In ogni modo, è chiaro che la religione frigia ebbe una speciale venerazione per Attis, e che gl'iniziati, e soprattutto i sacerdoti (con la loro evirazione), stabilivano un contatto più immediato e diretto tra sé e il dio. Ma non è forse possibile stabilire con sicurezza se e quando siano sorti in Frigia veri e proprî misteri: benché, con la perdita dell'indipendenza, conservando solo Pessinunte una sua autonomia teocratica, si verificassero condizioni che possono sembrare favorevoli al sorgere dei misteri.
Questi furono diffusi nel mondo mediterraneo dai numerosi Frigi emigratí. La prima menzione di Attis in Grecia si trova nel sec. IV a. C.; ma in territorio ellenico il culto si m0dificò abbastanza profondamente, assimilandosi in molti punti a quello di Demetra, come dimostra, tra l'altro, la formula recitata dal mista (homo moriturus) che ci è stata tramandata da Clemente Alessandrino (Protrepticus, II, 15) e, in forma alquanto diversa, da Firmico Materno (op. cit. 18): non solo l'andamento generale di essa, ma l'allusione ad atti e strumenti del culto rivela la somiglianza. Si ebbe così un vero e proprio "mistero", in cui attraverso l'iniziazione, che comprendeva forse un accoppiamento simbolico con la divinità (anche l'evirazione ha, per quanto possa apparire strano, un valore ierogamico), si acquistava la certezza della risurrezione.
In Italia i misteri di Attis penetrarono dapprima, probabilmente, attraverso le città greche dell'Italia meridionale. In Roma il culto di Cibele (v.) entrò, in seguito alla consultazione degli oracoli sibillini, ufficialmente nel 204 a. C.; e da Roma, dove ebbe un tempio sul Palatino e un suo sacerdozio regolato da una legislazione speciale, si diffuse nel resto dell'Impero. Si discute però se anche Attis sia venuto in Roma insieme con la Magna mater.
L'iconografia di Attis consiste quasi tutta in monumenti romani, bassorilievi (tra cui uno rappresentante Attis e Agdistis, nel Museo di Berlino), statuette, monete.
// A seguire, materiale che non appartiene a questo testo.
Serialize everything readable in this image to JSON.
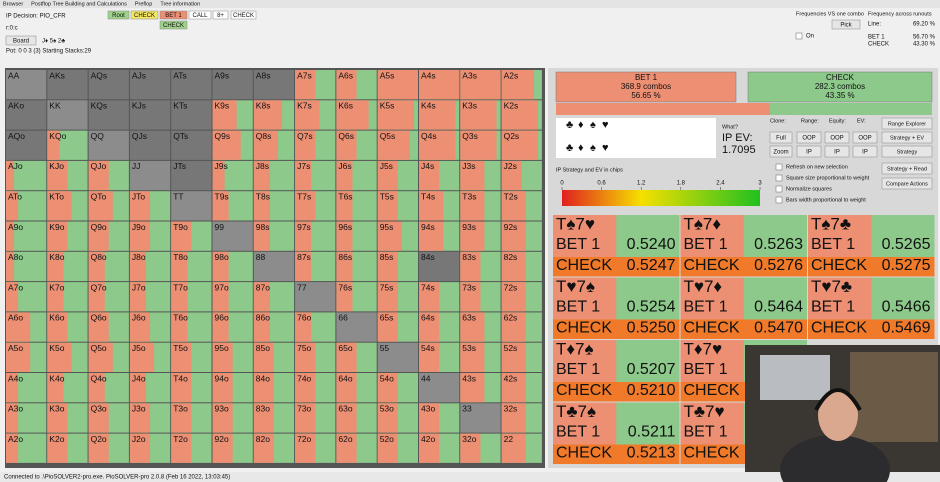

Di grande importanza è la statua rappresentante Attis in riposo, nel Museo lateranense in Roma, in cui il dio è rappresentato con attributi che ne dimostrano abbastanza chiaramente la natura di dio della vegetazione. Essa reca l'iscrizione: Numini Attis C. Caecilius Euplus ex monitu deae.
Bibl.: Le fonti principali sono riunite in: N. Turchi, Fontes historiae mysteriorum aevi hellenistici, Roma 1923. Oltre alle opere citate, si veda: W. M. Ramsay, articolo Phrygians, in Hastings, Encyclopaedia of Religion and Ethics, IX, p. 900 segg., Edimburgo 1917; F. Cumont, Le religioni orientali nel paganesimo romano (trad. ital.), Bari 1913; H. Hepding, Attis, seine Mythen und sein Kult, Giessen 1903; J. G. Frazer, Adonis, Attis, Osiris, Londra 1907; N. Turchi, Le religioni misteriosofiche del mondo antico, Roma 1923; R. Pettazzoni, I misteri, Bologna 1923; per la diffusione: F. Cumont, Attis, in E. De Ruggiero, Dizionario epigrafico di antichità romane, I, Roma 1895, p. 763 segg.; id., in Pauly-Wissowa, Real-Encycl., II, col. 2247 segg.; J. Toutain, Les cultes païens dans l'empire romain, II, i, Parigi 1911, pp. 73-119; H. Graillot, Le culte de Cybèle mère des dieux à Rome et dans l'empire romain, Parigi 1915; per l'iconografia, Haas, Bilderatlas für Religionsgeschichte, Lipsia-Erlangen 1926, I, nn. 134-148.